Avrupa İnsan Hakları Mahkemesi (AİHM) dün (27 Eylül) Strazburg'da bugüne kadar mahkemeye taşınan en büyük iklim davasını görüştü.
Küresel İklim İletişim Ağı’nın aktardığına göre genç iklim aktivistleri, söz konusu ülkelerin emisyonlarını yeterince hızlı azaltmadıkları için insan haklarını ihlal ettiklerini iddia ediyor. Duruşma, bugüne kadar herhangi bir mahkemede davalı durumundaki sayıca en fazla ülkeyi hedef alıyor.
Türkiye’nin savunması
Duruşmada davalı ülkeler tarafında 80'den fazla avukat mahkeme salonunda hazır bulunurken, genç davacılar sadece altı avukattan oluşan bir grup tarafından temsil edildi.
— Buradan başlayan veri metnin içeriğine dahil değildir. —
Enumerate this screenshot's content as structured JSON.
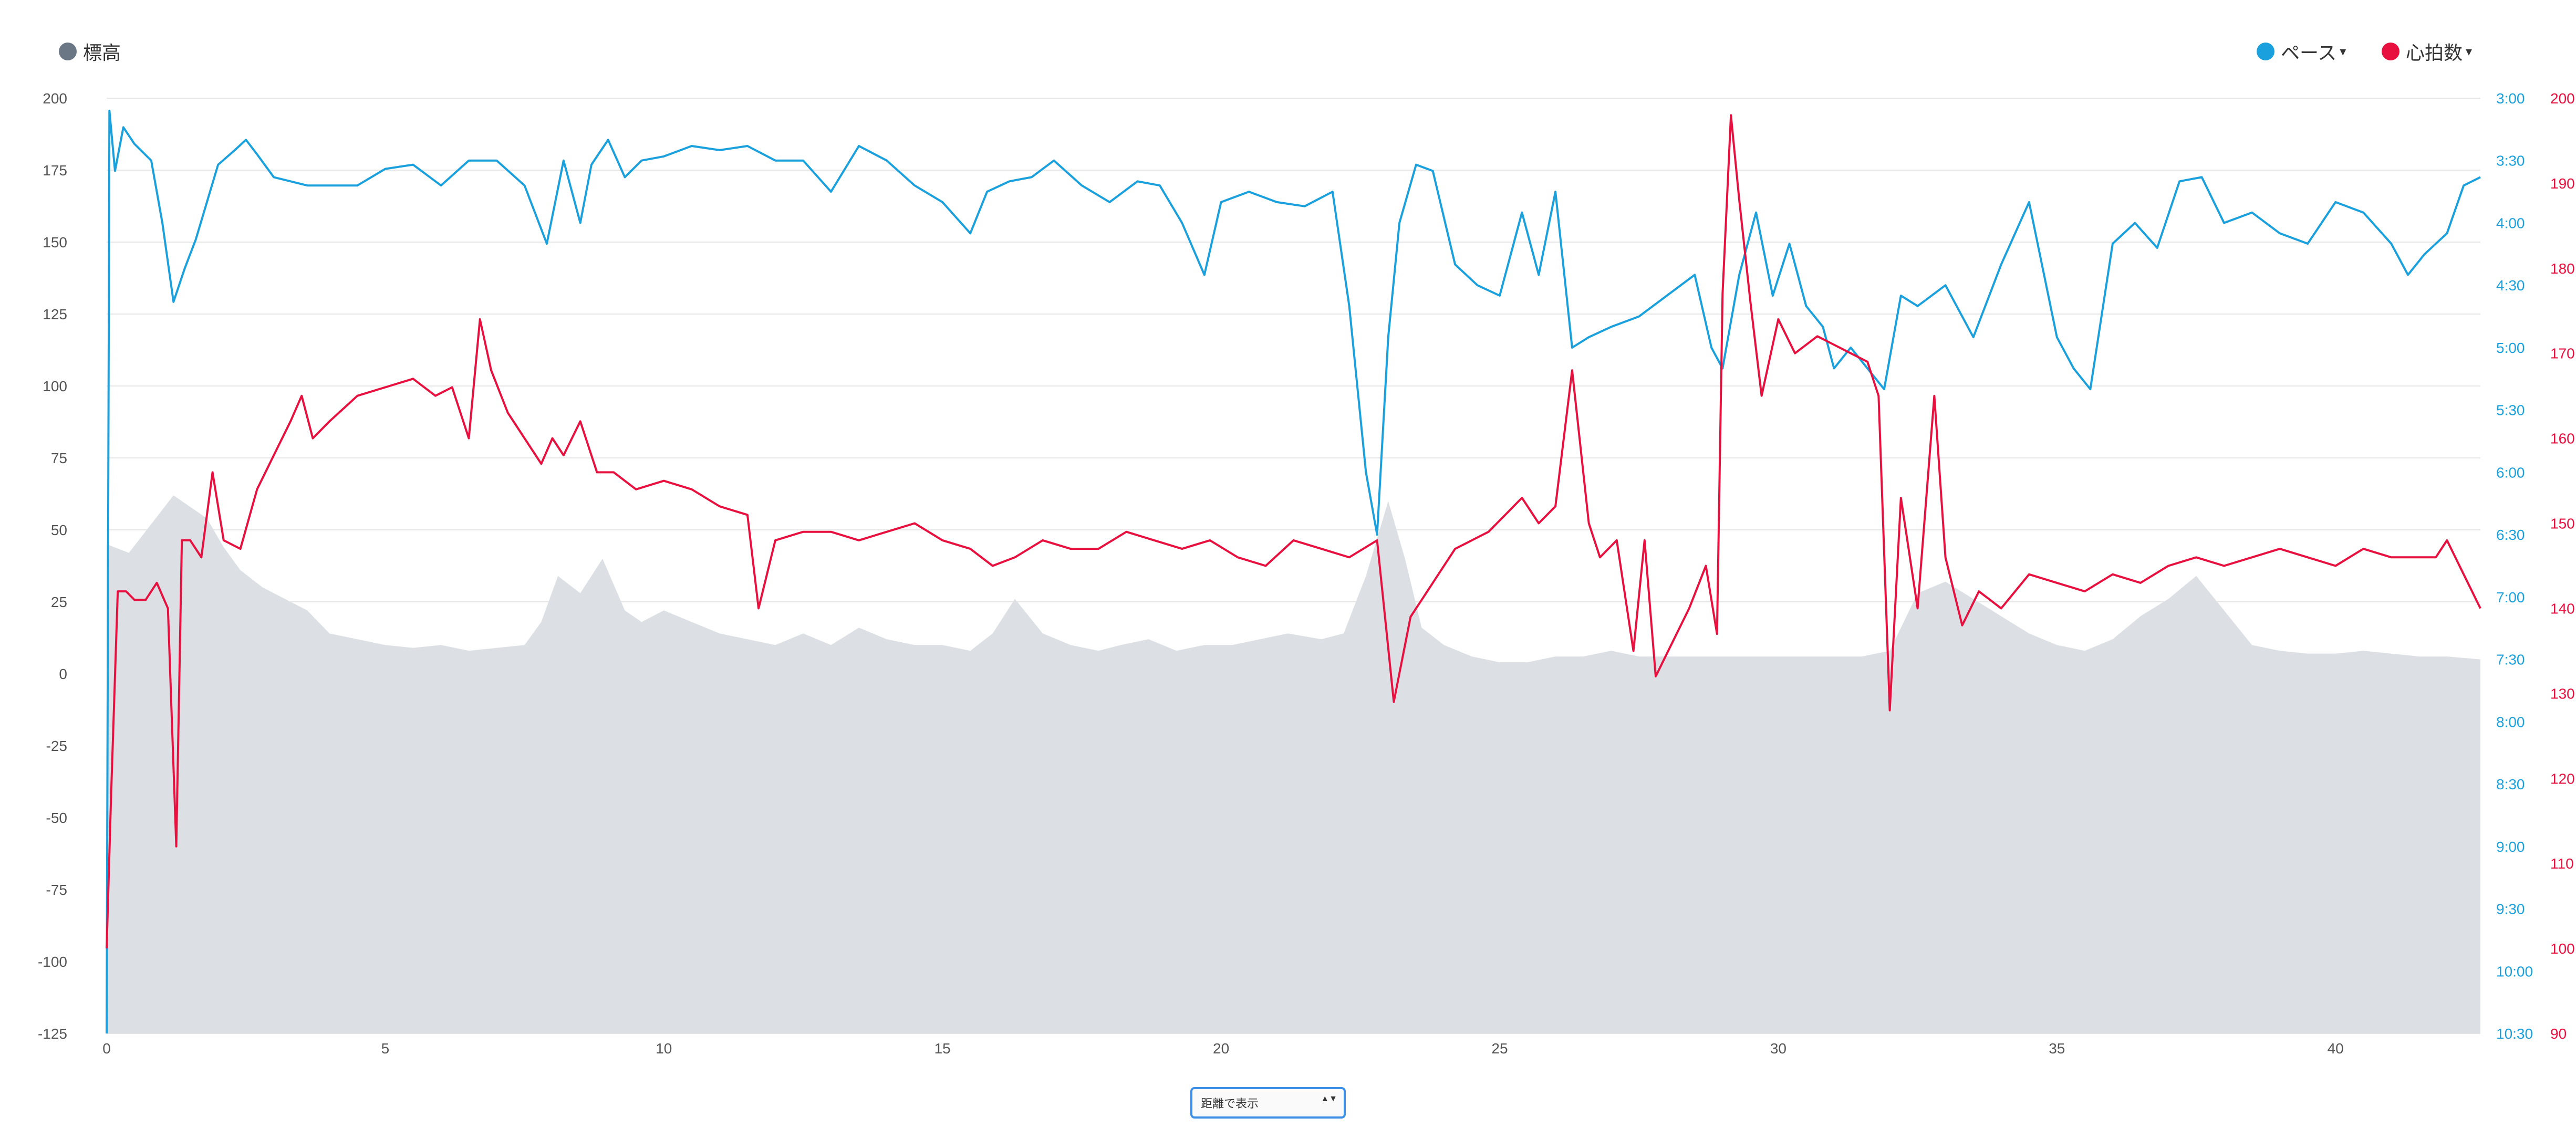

Avrupa'nın dört bir yanından aktivistler dayanışma göstermek amacıyla duruşma günü aktivistlere mahkemeye kadar eşlik etti.
Davayla ilgili görüş bildiren Grantham Enstitüsü, London School of Economics Politika Araştırmacısı Kate Higham “Altı Portekizli genç tarafından 32 hükümete karşı açılan dava, iklim davaları açısından bir dönüm noktası olabilir,” dedi.
Davada Türkiye’yi temsil eden Adalet Bakanlığı İnsan Hakları Dairesi Başkanı Dr. Hacı Ali Açıkgül, davanın açıldığı Şubat 2021’de Türkiye’nin henüz Paris Anlaşması’na taraf olmadığını belirterek Türkiye’nin özel bir pozisyonu olduğunu savundu. Ancak dava, hükümetlerin insan haklarını ihlal ettiği iddiası üzerinden görülüyor ve Türkiye devleti Avrupa İnsan Hakları Sözleşmesi’ne 1950 yılından beri taraf olması sebebiyle davalı konumunda.
Dava sonucunda mahkeme, hükümetlere iklim eylemlerini arttırma ve güçlendirme talimatı verebilir. Kararın 2024 yılında açıklanması bekleniyor.
Soru işareti
Türkiye'nin iklim taahhütlerine karşı ilk iklim davasını açan gençlerin de avukatı olan Deniz Bayram "Bugün Avrupa İnsan Hakları Mahkemesi'nde gerçekleştirilen duruşmada, Türkiye'nin dava açıldığında Paris İklim Anlaşması'na taraf olmadığı ve farklı konumunun bulunduğu gerekçesiyle davanın kabul edilebilirliği konusunda beyanda bulunması iklim kriziyle mücadele iradesine dair soru işareti oluşturdu,” dedi. Bayram, açıklamasına şöyle devam etti:
“Portekizli altı genç davacı gibi, Türkiye'de dava açan üç genç de iklim krizine karşı insan haklarının korunmasını talep ediyor. Türkiye'nin Paris İklim Anlaşması'na taraf olduktan sonra güncellenmiş ulusal katkı beyanının yeterli bir iklim eylem planı olmadığı gerekçesiyle üç gencin açtığı dava Türkiye'de devam ediyor.
“Türkiye dahil tüm devletlerin, küresel ısıtmayı 1.5 derecede ile sınırlama amacına uygun taahhütlerde bulunması ve bu bunları uygulaması bekleniyor. Karar vericilerin, iklim krizinin kırmızı alarm durumunda olduğu bu dönemde, davalarla muhatap olmaktan kaçınan açıklamalar yerine etkili iklim planlarını açıklamaları gerekiyor. Bu davalara devletlerin vereceği doğru cevaplar ise açık; Paris İklim Anlaşması ile uyumlu mutlak emisyon azaltımı taahhütleri vermek, taahhütleri bağlayıcı yasal düzenlemelere dönüştürmek ve uygulamak.”